Camera de surveillance

Videosurveillance, une aide pour la securite urbaine

Les avantages de la vidéosurveillance en matière de sécurité, pour contrôler de zones ou des événements potentiellement à risques, ont aujourd’hui fait leurs preuves. Cependant, en cas de demandes d’utilisation des images enregistrées, pour toute vérification, les possibilités de recours restent insuffisantes.

Une consultation réduite

La vidéosurveillance exercée en France est encadrée par des dispositions légales précises, notamment l’interdiction de filmer à l’intérieur des bâtiments. Ces dispositions prévoient qu’il est possible d’utiliser les images enregistrées pendant un délai limité à trente jours, si elles ne sont pas liées à une enquête de police. Durant ce délai, toute personne peut demander d’accéder aux images où elle apparaît. Par ailleurs, des agents habilités peuvent aussi les consulter. En cas d’anomalies relevées ou de litige, un particulier peut demander à la Commission Nationale de l’Informatique et des Libertés (CNIL) d’intervenir, pour faire valoir ses droits à l’image. L’année dernière, la CNIL a été amenée à s’occuper d’environ une cinquantaine de dossiers qui mettaient en cause des images filmées dans un contexte de vidéosurveillance.

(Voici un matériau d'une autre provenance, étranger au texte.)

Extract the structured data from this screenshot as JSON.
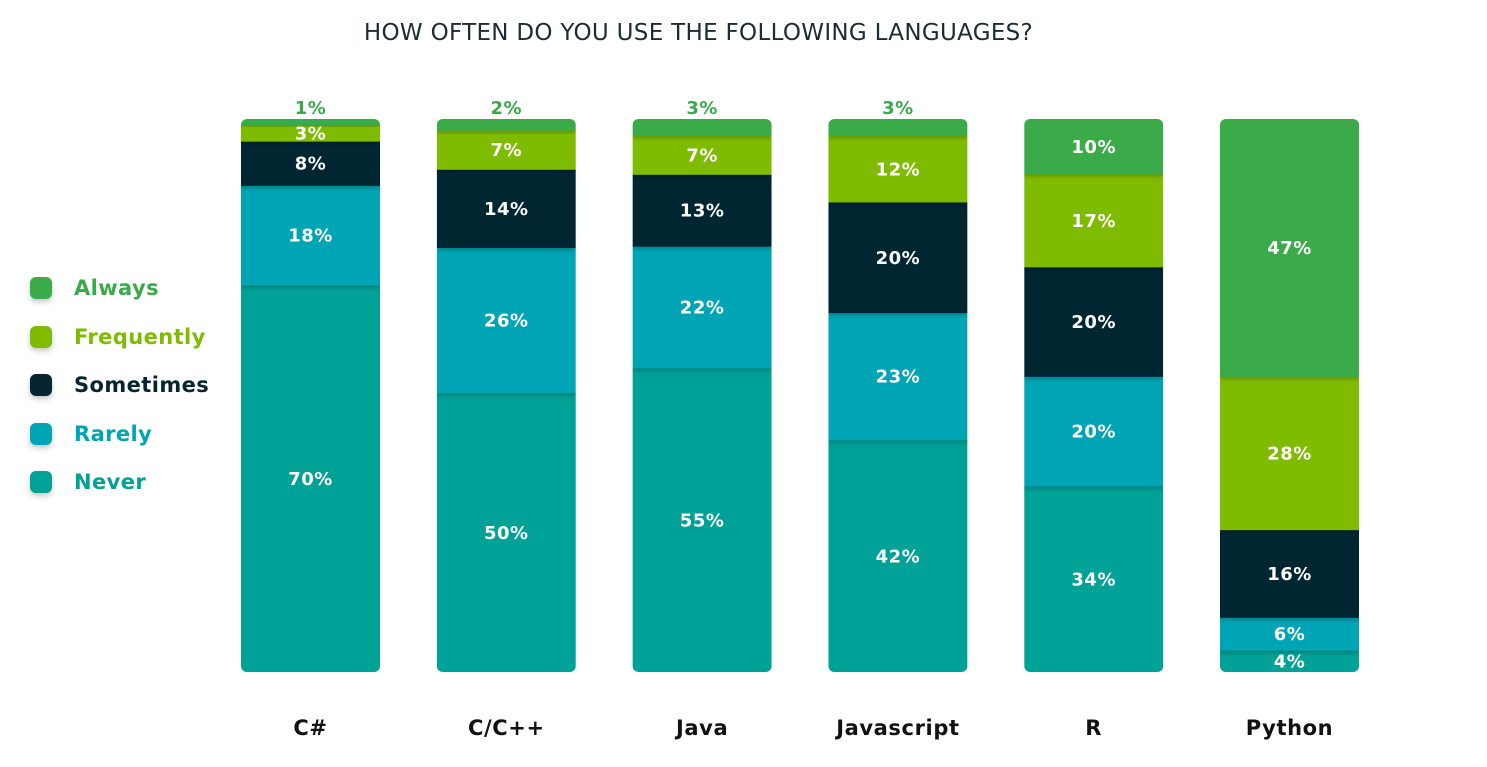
{
  "chart_data": {
    "type": "bar",
    "stacked": true,
    "title": "HOW OFTEN DO YOU USE THE FOLLOWING LANGUAGES?",
    "categories": [
      "C#",
      "C/C++",
      "Java",
      "Javascript",
      "R",
      "Python"
    ],
    "series": [
      {
        "name": "Always",
        "color": "#3aaa4a",
        "values": [
          1,
          2,
          3,
          3,
          10,
          47
        ]
      },
      {
        "name": "Frequently",
        "color": "#7fbb00",
        "values": [
          3,
          7,
          7,
          12,
          17,
          28
        ]
      },
      {
        "name": "Sometimes",
        "color": "#062530",
        "values": [
          8,
          14,
          13,
          20,
          20,
          16
        ]
      },
      {
        "name": "Rarely",
        "color": "#00a5b5",
        "values": [
          18,
          26,
          22,
          23,
          20,
          6
        ]
      },
      {
        "name": "Never",
        "color": "#00a196",
        "values": [
          70,
          50,
          55,
          42,
          34,
          4
        ]
      }
    ],
    "value_suffix": "%",
    "legend_position": "left",
    "grid": false
  }
}
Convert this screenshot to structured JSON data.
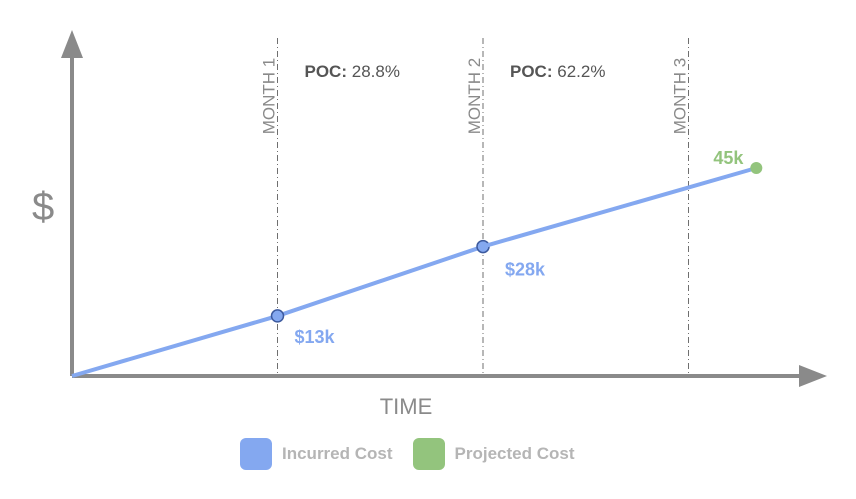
{
  "chart_data": {
    "type": "line",
    "xlabel": "TIME",
    "ylabel": "$",
    "x_markers": [
      "MONTH 1",
      "MONTH 2",
      "MONTH 3"
    ],
    "annotations": [
      {
        "key": "POC:",
        "value": "28.8%"
      },
      {
        "key": "POC:",
        "value": "62.2%"
      }
    ],
    "series": [
      {
        "name": "Incurred Cost",
        "color": "#84a8f0",
        "x": [
          0,
          1,
          2
        ],
        "y": [
          0,
          13,
          28
        ],
        "labels": [
          "",
          "$13k",
          "$28k"
        ]
      },
      {
        "name": "Projected Cost",
        "color": "#93c47d",
        "x": [
          2,
          3.33
        ],
        "y": [
          28,
          45
        ],
        "labels": [
          "",
          "45k"
        ]
      }
    ],
    "xlim": [
      0,
      3.65
    ],
    "ylim": [
      0,
      52
    ],
    "legend_position": "bottom-center"
  }
}
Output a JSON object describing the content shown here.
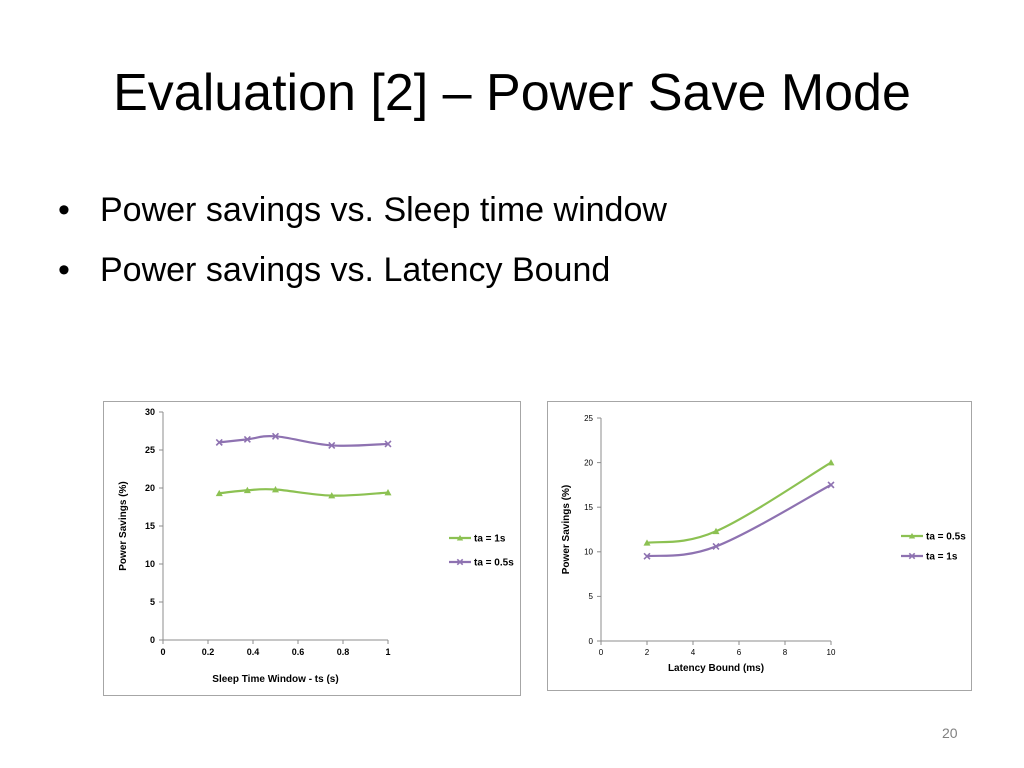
{
  "slide": {
    "title": "Evaluation [2] – Power Save Mode",
    "bullets": [
      "Power savings vs. Sleep time window",
      "Power savings  vs. Latency Bound"
    ],
    "bullet_glyph": "•",
    "page_number": "20"
  },
  "chart_data": [
    {
      "type": "line",
      "title": "",
      "xlabel": "Sleep Time Window - ts (s)",
      "ylabel": "Power Savings (%)",
      "xlim": [
        0,
        1
      ],
      "ylim": [
        0,
        30
      ],
      "xticks": [
        0,
        0.2,
        0.4,
        0.6,
        0.8,
        1
      ],
      "xtick_labels": [
        "0",
        "0.2",
        "0.4",
        "0.6",
        "0.8",
        "1"
      ],
      "yticks": [
        0,
        5,
        10,
        15,
        20,
        25,
        30
      ],
      "ytick_labels": [
        "0",
        "5",
        "10",
        "15",
        "20",
        "25",
        "30"
      ],
      "grid": false,
      "legend": "right",
      "series": [
        {
          "name": "ta = 1s",
          "color": "#8cc152",
          "marker": "triangle",
          "x": [
            0.25,
            0.375,
            0.5,
            0.75,
            1
          ],
          "y": [
            19.3,
            19.7,
            19.8,
            19.0,
            19.4
          ]
        },
        {
          "name": "ta = 0.5s",
          "color": "#8e72b1",
          "marker": "x",
          "x": [
            0.25,
            0.375,
            0.5,
            0.75,
            1
          ],
          "y": [
            26.0,
            26.4,
            26.8,
            25.6,
            25.8
          ]
        }
      ]
    },
    {
      "type": "line",
      "title": "",
      "xlabel": "Latency Bound (ms)",
      "ylabel": "Power Savings (%)",
      "xlim": [
        0,
        10
      ],
      "ylim": [
        0,
        25
      ],
      "xticks": [
        0,
        2,
        4,
        6,
        8,
        10
      ],
      "xtick_labels": [
        "0",
        "2",
        "4",
        "6",
        "8",
        "10"
      ],
      "yticks": [
        0,
        5,
        10,
        15,
        20,
        25
      ],
      "ytick_labels": [
        "0",
        "5",
        "10",
        "15",
        "20",
        "25"
      ],
      "grid": false,
      "legend": "right",
      "series": [
        {
          "name": "ta = 0.5s",
          "color": "#8cc152",
          "marker": "triangle",
          "x": [
            2,
            5,
            10
          ],
          "y": [
            11.0,
            12.3,
            20.0
          ]
        },
        {
          "name": "ta = 1s",
          "color": "#8e72b1",
          "marker": "x",
          "x": [
            2,
            5,
            10
          ],
          "y": [
            9.5,
            10.6,
            17.5
          ]
        }
      ]
    }
  ]
}
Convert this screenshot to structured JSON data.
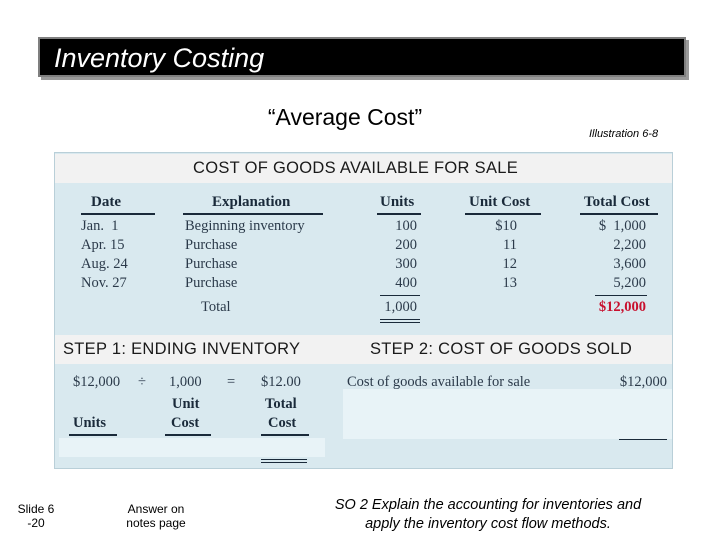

La Commission Nationale de la Vidéoprotection

camera de surveillance fixee dans un mur

Les cameras peuvent enregistrer des delits

Dans l’Hexagone, la loi d’Orientation et de Programmation pour les Performances de la Sécurité Intérieure, votée en 2011, a permis de créer une Commission Nationale de la Vidéoprotection (CNV). Cette Commission, dans laquelle on devait trouver des experts, des élus et un membre de la CNIL, était censée réaliser des missions de conseils, si nécessaire, dans le domaine de la vidéoprotection. Théoriquement, cette Commission avait même le droit de faire des recommandations destinées directement au ministre de l’Intérieur. Un pouvoir légal conséquent, mais qui n’a pas eu jusqu’à présent la possibilité de s’exprimer, en raison d’un manque flagrant de budget. En effet, depuis 2012, cette Commission n’a publié aucun rapport officiel d’activité. Suite à une récente réflexion menée par le Sénat, quant à l’utilité réelle de la CNV, celle-ci pourrait aujourd’hui être ni plus ni moins supprimée.

Les Comités d’éthique

L’inactivité de la Commission Nationale de la Vidéoprotection pourrait cependant être compensée par l’action des Comités d’éthique, créés eux dans les années 2010. Ils sont aussi chargés d’intervenir en cas de litiges liés à de la télésurveillance. Malheureusement, leur rôle est lui aussi très insuffisant, en raison là encore de budgets restreints. De plus, en terme d’indépendance, Pascal Julien, conseiller de Paris EELV, s’est plaint d’anomalies manifestes. Il a notamment signalé que : […] la moitié des membres étaient nommés par la préfecture de police, et l’autre par la maire de Paris. » En matière de contrôles, cela donne à ces Comités d’éthique des pouvoirs de sanction très limités. Néanmoins, ces Comités pourraient à l’avenir jouer un rôle de vérification et d’encadrement plus efficace, concernant la vidéosurveillance. Il suffirait qu’on leur en donne les moyens. Ils pourraient alors intervenir plus souvent, et signaler d’éventuelles anomalies à la préfecture de police.